Elisa Strauss, owner of Confetti Cakes on the Upper West Side, is well-poised to cash in on the posh party craze. Her customers, she says, think nothing of spending $1,700 for a Cookie Monster cake.
“First-year birthday party cakes are really big,” said Strauss, who charges up to $6,000 for her creations.
“The little child won’t remember, but it’s the first time the family often gets to meet the baby. It’s a real celebration. Parents really go out of their way to throw a big party.”
That’s good news for Magic-Al Garber, “magician to the stars” who’s been hired by Howard Stern and Robert De Niro, among other famous parents.
Garber charges $650 for a show that lasts 45 minutes to an hour. “Just last week, I did a double triplet party with a carnival and 100 children in Long Island,” he said.

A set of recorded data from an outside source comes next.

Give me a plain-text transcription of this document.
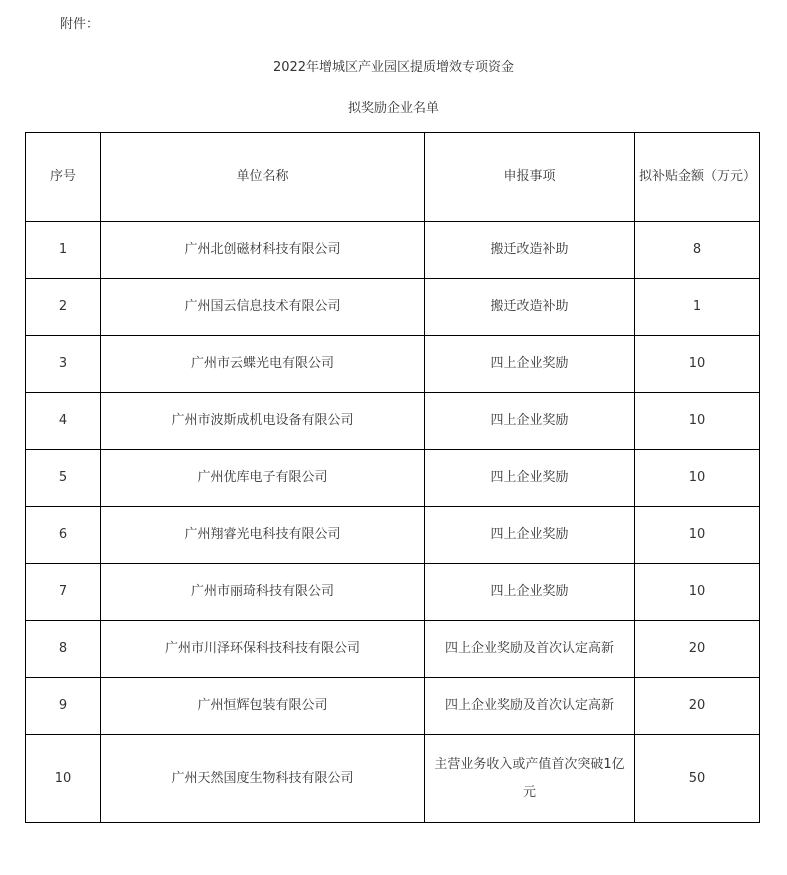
附件：
2022年增城区产业园区提质增效专项资金
拟奖励企业名单
序号	单位名称	申报事项	拟补贴金额（万元）
1	广州北创磁材科技有限公司	搬迁改造补助	8
2	广州国云信息技术有限公司	搬迁改造补助	1
3	广州市云蝶光电有限公司	四上企业奖励	10
4	广州市波斯成机电设备有限公司	四上企业奖励	10
5	广州优库电子有限公司	四上企业奖励	10
6	广州翔睿光电科技有限公司	四上企业奖励	10
7	广州市丽琦科技有限公司	四上企业奖励	10
8	广州市川泽环保科技科技有限公司	四上企业奖励及首次认定高新	20
9	广州恒辉包装有限公司	四上企业奖励及首次认定高新	20
10	广州天然国度生物科技有限公司	主营业务收入或产值首次突破1亿元	50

Not surprisingly, this over-the-top trend has its detractors.
“I just attended a first-year birthday party luncheon for 100 people,” said Barri Leiner, co-author with Marie Moss of a book called “Flea Market Baby.”
“I thought, this is a cocktail party. It has nothing to do with the baby and the sweet memory of being one.”
Lucy Sykes, designer of LucySykesBaby, says she’s been to many grand first-birthday parties on the rooftop and “white room” of Soho House, which has hosted about one children’s birthday party a month since it opened in June 2003.
Even though Sykes and her 14-month-old son, Healthcliff, travel with a well-heeled crowd, she rejects the mandate that a baby’s party must be lavish.
“Anybody can bake a cake and invite some people over,” Sykes said. “The party can be a splurge or a steal. It’s good fun for the parents. Babies don’t really know what’s going on.”